I’ve got two new kids. Apparently.
“Do you have another two kids you haven’t told me about?” laughed my wife.
“Eh?”
She explained, “It says on Wikipedia we have four children.”
A more interesting question might be why she was looking me up on Wikipedia while I was sitting next to her in the living room.
The article was neutral – it doesn’t harm my reputation whether we have two kids or four. In addition to giving me an extra two kids, Wikipedia also got my year and place of birth wrong, my number of siblings, and a number of career details. In its defence, it is a volunteer run project.
Truth is the first casualty of war, it’s said, and that’s what elections are.
Last week, the Chronicle ran a headline claiming the North of Tyne staff budget had a £78,000 overspend. It hasn’t, it’s £113,000 under, but a rebuttal only appears in a quote six paragraphs down, and judging by the comments and social media responses, very few people read that far into an article. A headline can travel half way around the world while the body text is putting on its shoes.
There’s a cheap shot from a political opponent claiming we’ve achieved nothing, despite the evidence that we’ve set up programmes creating 1,152 jobs.
It says Andy Burnham is the highest paid Metro Mayor on £110,000. He’s not, it’s Sadiq Khan on £152,734. (Not the £143,911 Wikipedia says.) That’s not biased, but it is untrue.
Perhaps truth is not the objective: should our media be there to foster debate instead? Give politicians equal space to say whatever they like, where truth is optional, and let the people judge? It’s a valid question. But is that not what opinion columns are for?
Evidence based debate over public policy is a rare beast. Even articles based on academic reports rarely include the links to the underlying evidence. Think about the Brexit reporting over the past three years. It’s all “Brexit is an opportunity!” or “Brexit will crash the economy!” Likewise NHS cuts, tax rates or police numbers.
Mind you, the fact that Chancellor Sajid Javid refused to commission an economic impact analysis on his government’s Hard Brexit plan could be to blame. A government that is afraid to let its people judge the evidence in public debate is a government that is afraid of its people.
But where was the outcry? Why weren’t business newspapers and broadsheets alike clamouring for the evidence? Is the economic impact assessment of Brexit not vital for national decision making?
Where else shall we find our facts? Social media? 250 Facebook employees have signed a letter this week, outraged at the company’s policy to exempt paid political ads from fact checking. Given how easy it to spin a story, the very least we can expect is that direct lies are banned. But no, cash is king. In the scramble for clicks, advertising revenue depends upon impact.

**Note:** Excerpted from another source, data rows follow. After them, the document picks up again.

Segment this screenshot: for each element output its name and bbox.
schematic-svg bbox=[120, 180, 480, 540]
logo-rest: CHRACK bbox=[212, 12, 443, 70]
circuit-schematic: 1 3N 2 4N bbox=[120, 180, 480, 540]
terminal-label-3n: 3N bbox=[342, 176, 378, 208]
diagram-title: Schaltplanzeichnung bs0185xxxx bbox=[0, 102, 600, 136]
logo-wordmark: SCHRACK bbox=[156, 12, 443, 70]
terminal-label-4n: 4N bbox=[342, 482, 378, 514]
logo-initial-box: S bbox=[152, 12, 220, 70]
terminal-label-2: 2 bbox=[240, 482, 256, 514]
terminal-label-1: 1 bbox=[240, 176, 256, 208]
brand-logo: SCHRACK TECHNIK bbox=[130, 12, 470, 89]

I can understand why a politician or celebrity might lie about their drug use, or bizarre initiation rites involving pigs heads and private parts. Maybe these are personal matters that justify privacy. Most people would rather deny a hard truth than face it.
But our current Prime Minister has serious form.
For me, one incident sums up Mr Johnson. In May this year he tweeted “I’ve just voted Conservative in the local elections.” Someone quickly pointed out there were no local elections where he lived, and he deleted the tweet. Busted. But why lie over something so trivial? Unless you don’t value the truth as something precious in its own right.
Democracy is hard work. It requires citizens willing to sift the true from the false, the profound from the trivial, the substance from the headline. I am a firm believer in the people. If given the truth, they can be depended upon to meet any national crisis. The great point is to bring them the real facts.